En su obra El Anticristo aparece
condensada su crítica al cristianismo; el mismo representa:
1) El espíritu decadente. 2) La rebelión de los
parias. 3) El goce por el sufrimiento, la autoflagelación, comprendido como
depreciación y odio por todo lo que sea sano y vital. Así como una actitud de
resentimiento interminable que dura épocas y generaciones enteras.
Mientras que el
judío representa el modelo arquetípico de un pueblo que se rebela contra la
vida y penetra en la decadencia, el cristianismo es la manifestación y
expansión plena hacia el Occidente y el resto del mundo de este odio instintivo
hacia la realidad. Si bien Jesús representa un conato de rebelión contra los
sacerdotes, la misma ha sido tan sólo contra sus exponentes, no contra el
espíritu de esta religión. Al contrario la ha universalizado con dos
principios:
a) El concepto del amor como miedo hacia el
dolor y el sufrimiento. De este modo ha ensalzado al plebeyo que es el que
busca la felicidad y el goce. El último hombre del que hablaba Zaratustra
que ha inventado la felicidad.
b) El concepto de igualdad de todos ante Dios en
tanto pecadores y poseedores por igual de un alma inmortal.
El pecado es la
categoría propia del judaísmo y retomada por el cristianismo en tanto Iglesia.
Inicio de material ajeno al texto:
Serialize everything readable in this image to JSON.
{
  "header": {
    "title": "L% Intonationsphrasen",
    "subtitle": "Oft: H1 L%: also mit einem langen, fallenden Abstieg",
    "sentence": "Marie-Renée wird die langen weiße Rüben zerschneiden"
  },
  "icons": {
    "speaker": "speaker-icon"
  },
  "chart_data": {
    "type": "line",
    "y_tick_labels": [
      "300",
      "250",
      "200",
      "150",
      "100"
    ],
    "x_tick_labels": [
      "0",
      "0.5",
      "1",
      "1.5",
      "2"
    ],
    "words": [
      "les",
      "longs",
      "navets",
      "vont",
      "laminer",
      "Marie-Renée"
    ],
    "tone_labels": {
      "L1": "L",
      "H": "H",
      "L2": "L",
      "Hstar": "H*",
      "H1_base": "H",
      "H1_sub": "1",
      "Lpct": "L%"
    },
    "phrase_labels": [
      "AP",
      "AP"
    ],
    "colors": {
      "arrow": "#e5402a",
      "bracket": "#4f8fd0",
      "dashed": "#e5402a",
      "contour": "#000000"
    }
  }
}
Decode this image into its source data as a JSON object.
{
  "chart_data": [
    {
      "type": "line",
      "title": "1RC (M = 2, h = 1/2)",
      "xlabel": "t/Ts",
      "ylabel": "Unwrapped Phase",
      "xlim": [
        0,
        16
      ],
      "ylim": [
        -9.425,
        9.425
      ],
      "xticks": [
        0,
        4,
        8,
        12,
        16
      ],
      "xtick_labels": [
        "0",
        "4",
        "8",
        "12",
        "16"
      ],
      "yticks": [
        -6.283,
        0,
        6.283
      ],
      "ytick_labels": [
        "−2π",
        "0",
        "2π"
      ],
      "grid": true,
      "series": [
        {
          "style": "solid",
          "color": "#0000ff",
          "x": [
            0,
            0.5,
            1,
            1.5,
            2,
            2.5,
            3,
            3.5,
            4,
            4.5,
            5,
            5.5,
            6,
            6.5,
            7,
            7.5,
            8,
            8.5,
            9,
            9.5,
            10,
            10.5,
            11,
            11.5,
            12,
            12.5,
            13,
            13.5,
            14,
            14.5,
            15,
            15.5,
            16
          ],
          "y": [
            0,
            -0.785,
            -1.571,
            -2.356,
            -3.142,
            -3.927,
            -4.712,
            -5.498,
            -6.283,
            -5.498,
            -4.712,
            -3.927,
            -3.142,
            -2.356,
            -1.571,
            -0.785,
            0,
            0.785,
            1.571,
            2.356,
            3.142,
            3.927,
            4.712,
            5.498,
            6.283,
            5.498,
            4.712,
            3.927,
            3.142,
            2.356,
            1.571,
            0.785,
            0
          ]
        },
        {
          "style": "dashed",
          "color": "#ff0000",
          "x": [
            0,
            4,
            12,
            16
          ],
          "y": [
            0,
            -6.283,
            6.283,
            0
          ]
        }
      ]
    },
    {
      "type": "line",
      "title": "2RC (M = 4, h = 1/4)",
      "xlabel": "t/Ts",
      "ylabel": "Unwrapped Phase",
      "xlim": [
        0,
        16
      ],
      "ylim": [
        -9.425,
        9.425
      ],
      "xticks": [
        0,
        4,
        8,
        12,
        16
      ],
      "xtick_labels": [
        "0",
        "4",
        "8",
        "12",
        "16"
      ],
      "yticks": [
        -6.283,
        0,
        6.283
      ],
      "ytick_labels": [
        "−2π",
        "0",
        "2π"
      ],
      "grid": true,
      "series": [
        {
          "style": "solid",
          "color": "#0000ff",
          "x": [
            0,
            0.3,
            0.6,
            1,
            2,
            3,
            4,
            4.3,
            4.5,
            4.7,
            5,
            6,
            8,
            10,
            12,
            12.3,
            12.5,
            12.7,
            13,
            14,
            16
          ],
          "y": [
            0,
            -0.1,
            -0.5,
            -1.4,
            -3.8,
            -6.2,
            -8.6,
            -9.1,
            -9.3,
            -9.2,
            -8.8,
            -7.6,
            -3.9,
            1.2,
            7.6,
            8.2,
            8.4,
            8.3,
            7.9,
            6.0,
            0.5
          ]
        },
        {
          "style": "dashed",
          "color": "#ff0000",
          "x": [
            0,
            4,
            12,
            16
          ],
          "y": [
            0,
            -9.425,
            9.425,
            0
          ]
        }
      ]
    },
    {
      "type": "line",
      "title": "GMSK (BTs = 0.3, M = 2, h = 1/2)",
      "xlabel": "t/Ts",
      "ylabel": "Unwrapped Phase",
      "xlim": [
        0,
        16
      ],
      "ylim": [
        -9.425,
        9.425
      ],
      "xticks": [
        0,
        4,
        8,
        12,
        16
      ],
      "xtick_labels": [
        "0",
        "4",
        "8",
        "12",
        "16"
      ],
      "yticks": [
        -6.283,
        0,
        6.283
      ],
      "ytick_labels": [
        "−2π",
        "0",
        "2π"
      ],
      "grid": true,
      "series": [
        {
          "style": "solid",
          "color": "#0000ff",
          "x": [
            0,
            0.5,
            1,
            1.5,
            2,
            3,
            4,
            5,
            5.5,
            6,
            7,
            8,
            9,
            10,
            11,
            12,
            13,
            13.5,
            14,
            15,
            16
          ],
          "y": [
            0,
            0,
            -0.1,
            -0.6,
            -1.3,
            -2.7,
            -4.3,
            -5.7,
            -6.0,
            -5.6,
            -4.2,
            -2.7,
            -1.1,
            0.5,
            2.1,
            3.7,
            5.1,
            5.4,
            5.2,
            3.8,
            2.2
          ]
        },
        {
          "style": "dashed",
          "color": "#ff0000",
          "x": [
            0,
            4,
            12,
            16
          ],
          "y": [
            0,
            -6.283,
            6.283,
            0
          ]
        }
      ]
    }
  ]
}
Es un singular medio de opresión ejercido por el sacerdocio y que después será
retomado por lo que es la secularización de estas religiones desviadas. El
sacerdote promete a los hombres el cielo a cambio de la sumisión de éstos a su
gobierno y nos enseña que, si no le obedecemos, corremos todos el peligro de
caer en el infierno y la perdición. Y en esto también se parece al político
democrático de nuestros días quien razona en forma secularizada del mismo modo
que el sacerdote. Ambos especulan con el miedo hacia lo desconocido o hacia lo
que se le ha contado a la gente que es lo desconocido y que ellos en cambio
conocen. La democracia representa la gran panacea (se come, se educa, se
cura), aunque la misma se halle siempre en un más allá. La
diferencia se encuentra en que el más allá que nos propone el sacerdote
pertenece a otro mundo allende esta vida, en cambio el paraíso democrático
pertenecería a otro tiempo futuro, a otras generaciones que habrían sido
capaces de incrementar hasta límites absolutos (cosa que nunca sería
suficiente) el modo de vida democrático, las cuales se van alejando siempre en
el tiempo hasta no hallar límite alguno. Y además, del mismo modo que afuera
del orden instituido por los sacerdotes se encuentra el mal y el infierno,
afuera de la democracia se encontraría la nada y la perdición. Por lo que
cuando algo no sucede bien no es por un mal intrínseco de la democracia misma,
sino por una insuficiencia de ésta en su realización, la que se resolverá luego
en generaciones futuras, más maduras y por lo tanto más democráticas.
Si Jesús
representó un conato fallido por desplazar al sacerdote, tal actitud cambia con
el cristianismo que ha sido usurpado por Pablo, el que ha representado
la reacción sacerdotal. Es el judío dos y hasta tres veces. Es el odio por las
distancias y la absurda afirmación de la igualdad de derechos. «El
cristianismo es la mayor desgracia que se ha abatido jamás sobre la humanidad».